Yes, that’s mentioned in the sixth paragraph.

January 29, 2015

The information is useless unless the specific drugs are named. My husband has Parkinson’s, which drug should he not be taking and what is the substitute? Is there any place other than Harvard where I could find out more?

John Traylor
January 30, 2015

My wife has parkinsons disease also. Would you mind sharing with me what you might have learned about which medications to take and not to take. Would appreciate your sharing any other data or experiences, or anything that might be helpful.
Thank you,
John Athens, Ga.

MH White
February 1, 2015

You can probably find out about specific drugs by asking your pharmacist. A good one may be more up-to-date about the side effects of particular drugs than physicians have time to be. Also, check the website for “The People’s Pharmacy,” the radio show. I believe they have a list in one of their books.

January 29, 2015

Scary article considering I have been using benedryl every night for sleep for the past ten years. My primary care doctor told me it’s fine and that’s why most people take the drug. My question is whether stopping will reverse the damage.

February 1, 2015

I have been taking them for sleep also for years…my doctor knew this and did not warn me of dementia side -effects either. I wonder if the damage will subside some if we stop taking them..or is the damage permanent?

February 6, 2015

I too have been taking Benadryl to help me sleep for about two years. I only take half a caplet but still very scary. Need to find something else or just not sleep, better than the alternative. Thanks for your post.

Taufiq Zuhdi
January 29, 2015

Thanks for sharing. I will wait for your writing again.

Malcolm Kyle
January 29, 2015

All of these dangerous medications can be replaced with a far healthier alternative, marijuana.

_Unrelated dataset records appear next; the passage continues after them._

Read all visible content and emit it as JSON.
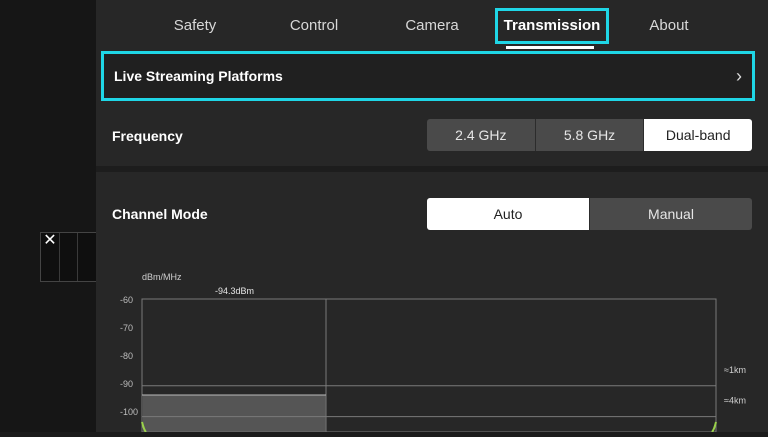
{
  "tabs": [
    {
      "label": "Safety",
      "active": false
    },
    {
      "label": "Control",
      "active": false
    },
    {
      "label": "Camera",
      "active": false
    },
    {
      "label": "Transmission",
      "active": true
    },
    {
      "label": "About",
      "active": false
    }
  ],
  "live_streaming": {
    "label": "Live Streaming Platforms"
  },
  "frequency": {
    "label": "Frequency",
    "options": [
      "2.4 GHz",
      "5.8 GHz",
      "Dual-band"
    ],
    "selected": "Dual-band"
  },
  "channel_mode": {
    "label": "Channel Mode",
    "options": [
      "Auto",
      "Manual"
    ],
    "selected": "Auto"
  },
  "side_widget": {
    "close_glyph": "✕"
  },
  "chart_data": {
    "type": "area",
    "ylabel": "dBm/MHz",
    "y_ticks": [
      "-60",
      "-70",
      "-80",
      "-90",
      "-100"
    ],
    "ylim": [
      -105,
      -60
    ],
    "marker_label": "-94.3dBm",
    "value": -94.3,
    "distance_labels": [
      "≈1km",
      "≈4km"
    ],
    "reference_lines": [
      -91,
      -102
    ],
    "colors": {
      "grid": "#7a7a7a",
      "fill": "#6a6a6a",
      "accent": "#9ad14b"
    }
  }
}
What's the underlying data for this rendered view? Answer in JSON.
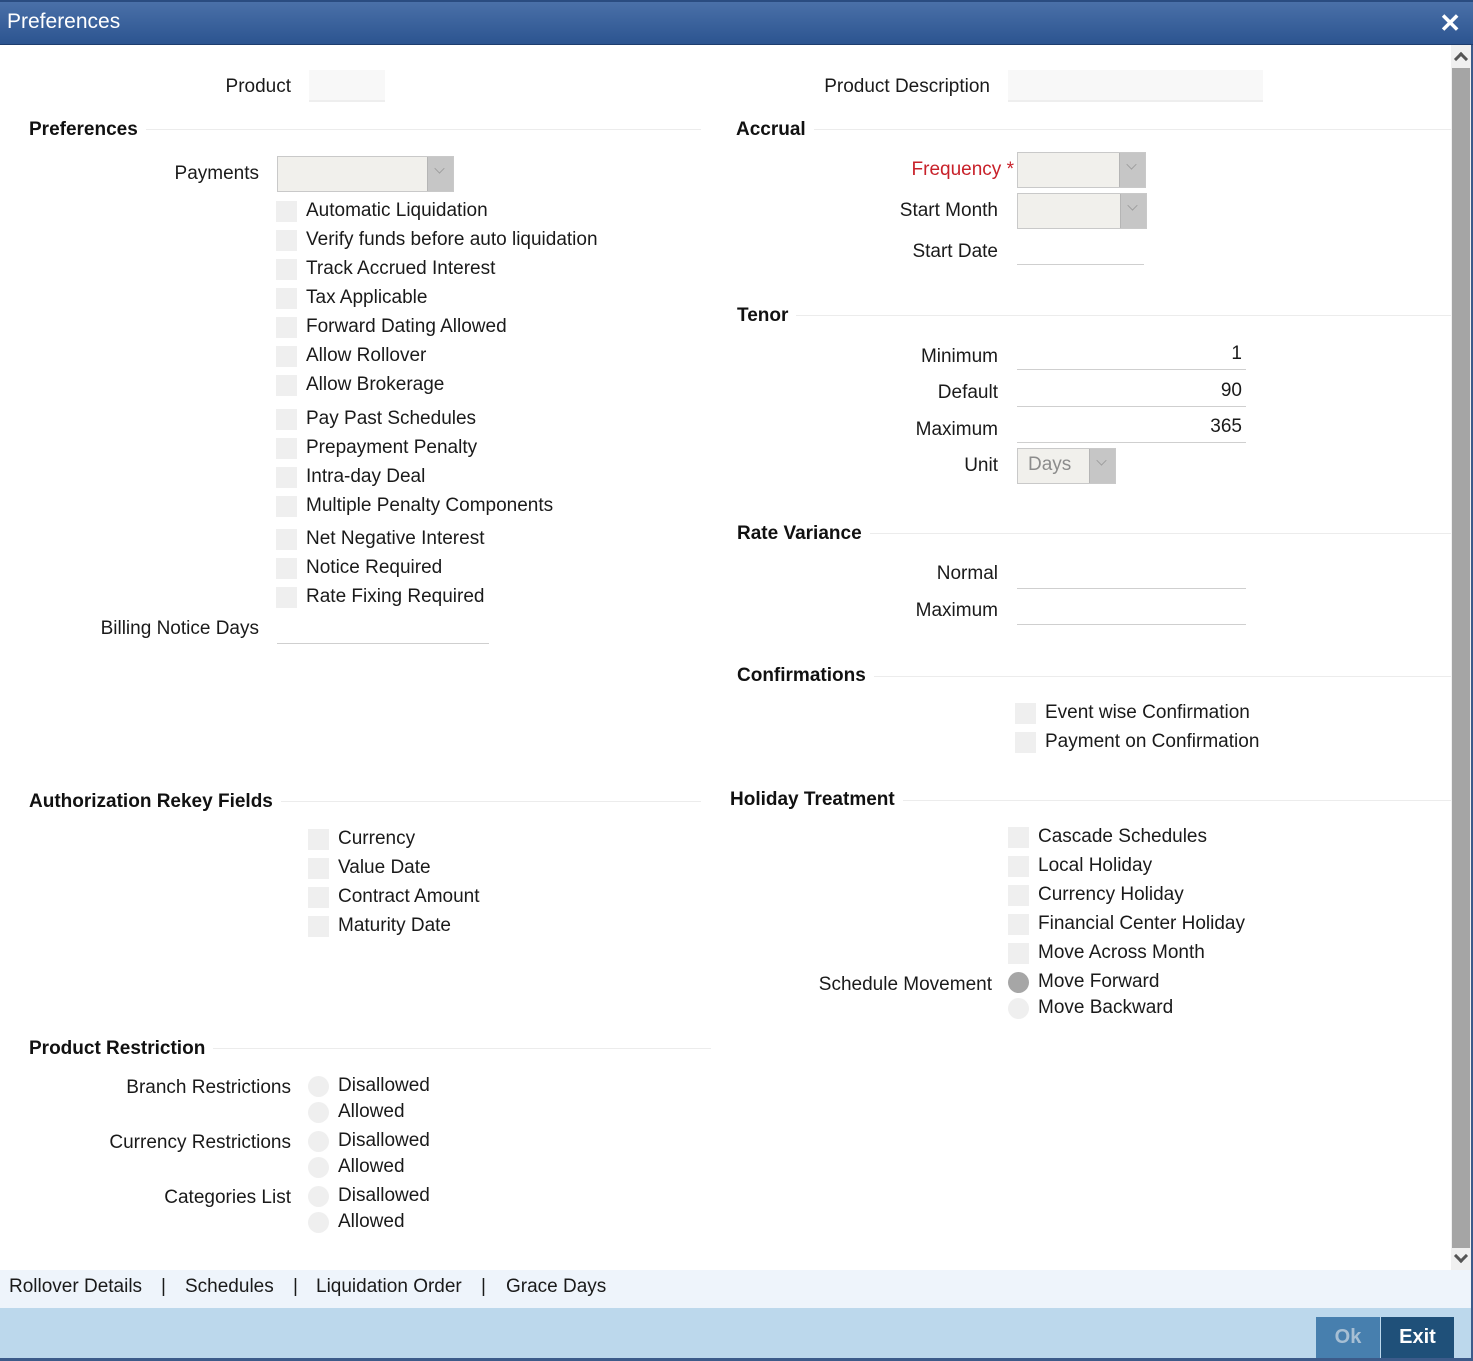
{
  "window": {
    "title": "Preferences",
    "close_icon": "close-icon"
  },
  "header": {
    "product_label": "Product",
    "product_value": "",
    "product_description_label": "Product Description",
    "product_description_value": ""
  },
  "preferences": {
    "title": "Preferences",
    "payments_label": "Payments",
    "payments_value": "",
    "checkboxes": [
      {
        "label": "Automatic Liquidation",
        "checked": false
      },
      {
        "label": "Verify funds before auto liquidation",
        "checked": false
      },
      {
        "label": "Track Accrued Interest",
        "checked": false
      },
      {
        "label": "Tax Applicable",
        "checked": false
      },
      {
        "label": "Forward Dating Allowed",
        "checked": false
      },
      {
        "label": "Allow Rollover",
        "checked": false
      },
      {
        "label": "Allow Brokerage",
        "checked": false
      },
      {
        "label": "Pay Past Schedules",
        "checked": false
      },
      {
        "label": "Prepayment Penalty",
        "checked": false
      },
      {
        "label": "Intra-day Deal",
        "checked": false
      },
      {
        "label": "Multiple Penalty Components",
        "checked": false
      },
      {
        "label": "Net Negative Interest",
        "checked": false
      },
      {
        "label": "Notice Required",
        "checked": false
      },
      {
        "label": "Rate Fixing Required",
        "checked": false
      }
    ],
    "billing_notice_days_label": "Billing Notice Days",
    "billing_notice_days_value": ""
  },
  "accrual": {
    "title": "Accrual",
    "frequency_label": "Frequency",
    "required_marker": "*",
    "frequency_value": "",
    "start_month_label": "Start Month",
    "start_month_value": "",
    "start_date_label": "Start Date",
    "start_date_value": ""
  },
  "tenor": {
    "title": "Tenor",
    "minimum_label": "Minimum",
    "minimum_value": "1",
    "default_label": "Default",
    "default_value": "90",
    "maximum_label": "Maximum",
    "maximum_value": "365",
    "unit_label": "Unit",
    "unit_value": "Days"
  },
  "rate_variance": {
    "title": "Rate Variance",
    "normal_label": "Normal",
    "normal_value": "",
    "maximum_label": "Maximum",
    "maximum_value": ""
  },
  "confirmations": {
    "title": "Confirmations",
    "checkboxes": [
      {
        "label": "Event wise Confirmation",
        "checked": false
      },
      {
        "label": "Payment on Confirmation",
        "checked": false
      }
    ]
  },
  "authorization_rekey": {
    "title": "Authorization Rekey Fields",
    "checkboxes": [
      {
        "label": "Currency",
        "checked": false
      },
      {
        "label": "Value Date",
        "checked": false
      },
      {
        "label": "Contract Amount",
        "checked": false
      },
      {
        "label": "Maturity Date",
        "checked": false
      }
    ]
  },
  "holiday_treatment": {
    "title": "Holiday Treatment",
    "checkboxes": [
      {
        "label": "Cascade Schedules",
        "checked": false
      },
      {
        "label": "Local Holiday",
        "checked": false
      },
      {
        "label": "Currency Holiday",
        "checked": false
      },
      {
        "label": "Financial Center Holiday",
        "checked": false
      },
      {
        "label": "Move Across Month",
        "checked": false
      }
    ],
    "schedule_movement_label": "Schedule Movement",
    "schedule_movement_options": [
      {
        "label": "Move Forward",
        "selected": true
      },
      {
        "label": "Move Backward",
        "selected": false
      }
    ]
  },
  "product_restriction": {
    "title": "Product Restriction",
    "groups": [
      {
        "label": "Branch Restrictions",
        "options": [
          {
            "label": "Disallowed",
            "selected": false
          },
          {
            "label": "Allowed",
            "selected": false
          }
        ]
      },
      {
        "label": "Currency Restrictions",
        "options": [
          {
            "label": "Disallowed",
            "selected": false
          },
          {
            "label": "Allowed",
            "selected": false
          }
        ]
      },
      {
        "label": "Categories List",
        "options": [
          {
            "label": "Disallowed",
            "selected": false
          },
          {
            "label": "Allowed",
            "selected": false
          }
        ]
      }
    ]
  },
  "tabs": {
    "items": [
      "Rollover Details",
      "Schedules",
      "Liquidation Order",
      "Grace Days"
    ],
    "separator": "|"
  },
  "footer": {
    "ok_label": "Ok",
    "exit_label": "Exit"
  },
  "colors": {
    "title_bar": "#2c5490",
    "required": "#c8212a",
    "footer_bg": "#bcd8ec",
    "ok_button": "#477fae",
    "exit_button": "#1f5079"
  }
}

Researchers have found that there are no differences between daily marijuana users and those using no marijuana in their use of the emergency room, in hospitalizations, medical diagnoses, or their health status.

”Researchers from Boston Medical Center (BMC) and Boston University School of Medicine (BUSM) studied 589 adults who screened positive for drug use at a primary care visit. Those patients were asked about their drug use, their emergency room use and hospitalizations, and their overall health status. In addition, information about other medical diagnoses was obtained from their medical records. They found the vast majority of the study sample (84 percent) used marijuana, 25 percent used cocaine, 23 percent opioids and eight percent used other drugs; 58 percent reported using marijuana but no other drugs. They also found no differences between daily marijuana users and those using no marijuana in their use of the emergency room, in hospitalizations, medical diagnoses or their health status.”

February 21, 2015

Hi Malcolm. I don’t doubt that you have found an article supporting your use of marijuana and it may indeed have veracity. However, chronic smoking of marijuana can have detrimental effects on the lungs; and of course smoking it can make it difficult to control the dose. I know of anecdotal accounts of marijuana helping with insomnia but I’m not sure that has been proven and paranoia is a known side effect which would, of course, inhibit sleep. I’m all for the drug being legal, but we need more data.

Commenting has been closed for this post.